Comme le suggère son nom, la narratologie post-classique ne constitue pas une négation, un rejet, un refus de la narratologie classique mais bien plutôt une continuation, une prolongation, un raffinement, un élargissement. De l’avis même de représentants aussi connus que Herman, elle l’englobe comme une de ses étapes ou composantes décisives, elle la repense et la recontextualise, elle en expose les limites mais en exploite les possibilités, elle en réserve les bases et en réapprécie la portée, elle constitue une nouvelle version d’une discipline qui fut une fois elle aussi nouvelle. La narratologie post-classique pose les questions que posait la narratologie classique: qu’est-ce qu’un récit (au contraire d’un non-récit)? en quoi consiste la narrativité? Et aussi qu’est-ce qui l’accroît ou la diminue, qu’est-ce qui en influence la nature et le degré ou même qu’est-ce qui fait qu’un récit soit racontable? Mais elle pose également d’autres questions: sur le rapport entre structure narrative et forme sémiotique, sur leur interaction avec l’encyclopédie (la connaissance du monde), sur la fonction et non pas seulement le fonctionnement du récit, sur ce que tel ou tel récit signifie et non pas seulement sur la façon dont tout récit signifie, sur la dynamique de la narration, le récit comme processus ou production et non pas simplement comme produit, sur l’influence du contexte et des moyens d’expression, sur le rôle du récepteur, sur l’histoire du récit autant que son système, les récits dans leur diachronie autant que dans leur synchronie, et ainsi de suite. Du moins pour certains de ses promoteurs et de ses partisans les plus fervents, il semblerait même qu’aucune question, que rien dans les récits ou dans leurs multiples contextes ne lui soit étranger. En fait, David Herman déclare dans son introduction à Narratologies: “Notez que j’emploie le terme narratologie très généralement, d’une façon qui le rend plus ou moins interchangeable avec études narratives. Cet emploi général reflète d’ailleurs, sans doute, l’évolution de la narratologie elle-même. Ne désignant plus tout juste un sous-ensemble de la théorie littéraire structuraliste, narratologie peut maintenant s’employer pour désigner toute approche raisonnée de l’étude du discours narrativement organisé, qu’il soit littéraire, historiographique, conversationnel, filmique ou autre2.”

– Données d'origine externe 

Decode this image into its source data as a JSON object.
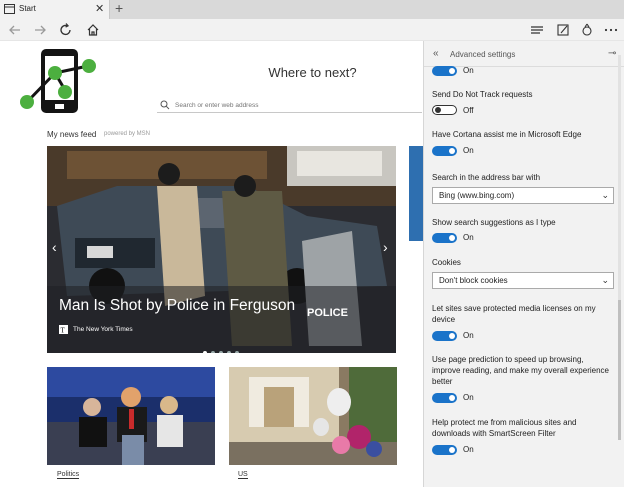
{
  "tab": {
    "title": "Start",
    "close": "✕",
    "new_tab": "+"
  },
  "toolbar": {
    "icons": [
      "back-icon",
      "forward-icon",
      "refresh-icon",
      "home-icon",
      "hub-icon",
      "web-note-icon",
      "share-icon",
      "more-icon"
    ]
  },
  "main": {
    "heading": "Where to next?",
    "search_placeholder": "Search or enter web address",
    "feed_title": "My news feed",
    "feed_powered": "powered by MSN",
    "hero": {
      "headline": "Man Is Shot by Police in Ferguson",
      "source": "The New York Times",
      "prev": "‹",
      "next": "›",
      "police_text": "POLICE"
    },
    "cards": [
      {
        "label": "Politics"
      },
      {
        "label": "US"
      }
    ]
  },
  "panel": {
    "title": "Advanced settings",
    "back_glyph": "«",
    "pin_glyph": "⊸",
    "top_toggle": {
      "state": "On"
    },
    "settings": [
      {
        "label": "Send Do Not Track requests",
        "type": "toggle",
        "on": false,
        "state": "Off"
      },
      {
        "label": "Have Cortana assist me in Microsoft Edge",
        "type": "toggle",
        "on": true,
        "state": "On"
      },
      {
        "label": "Search in the address bar with",
        "type": "dropdown",
        "value": "Bing (www.bing.com)"
      },
      {
        "label": "Show search suggestions as I type",
        "type": "toggle",
        "on": true,
        "state": "On"
      },
      {
        "label": "Cookies",
        "type": "dropdown",
        "value": "Don't block cookies"
      },
      {
        "label": "Let sites save protected media licenses on my device",
        "type": "toggle",
        "on": true,
        "state": "On"
      },
      {
        "label": "Use page prediction to speed up browsing, improve reading, and make my overall experience better",
        "type": "toggle",
        "on": true,
        "state": "On"
      },
      {
        "label": "Help protect me from malicious sites and downloads with SmartScreen Filter",
        "type": "toggle",
        "on": true,
        "state": "On"
      }
    ]
  },
  "colors": {
    "accent": "#1a73c9",
    "panel_bg": "#f2f2f2",
    "logo_green": "#4caf3f"
  }
}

Pour répondre à ces questions, la narratologie post-classique emploie des instruments très divers et fréquemment nouveaux: non plus la linguistique structurale mais la linguistique informatique, l’analyse conversationnelle, la sociolinguistique, la psycholinguistique; et non seulement la linguistique mais toutes les ressources des sciences cognitives et textuelles. Elle se déploie à partir d’un corpus abondant et varié: les grands récits de la tradition, certes, mais aussi des textes moins canoniques ou plus retors, plus subversifs, des récits non-fictifs et non-littéraires, des récits oraux “naturels” ou spontanés, des récits filmiques mais aussi théâtraux, picturaux, musicaux, sans parler de domaines moins narratifs (pour ne pas dire non-narratifs) comme le droit, l’économie politique ou la médecine. Elle est elle-même plurielle, comme l’indique le titre du recueil édité par David Herman ainsi que le recours de plus en plus fréquent à des expressions composées pour en caractériser différentes manifestations (narratologie féministe, narratologie post-moderne, narratologie post-coloniale, ethnonarratologie, socionarratologie, psychonarratologie). Elle adopte toutes sortes d’orientations, d’inflexions, d’accents: bakhtiniens, derridiens, psychanalytiques, logico-philosophiques, rhétoriques, éthiques. En son sein foisonnent les études formalistes du récit de même que les analyses dialogiques ou phénoménologiques. Les approches aristotéliciennes, tropiques ou post-structuralistes abondent aussi; et les opinions cognitivistes, les points de vue politiques, historiques et anthropologiques, les prises de position féministes, les spéculations “queer” ne manquent guère.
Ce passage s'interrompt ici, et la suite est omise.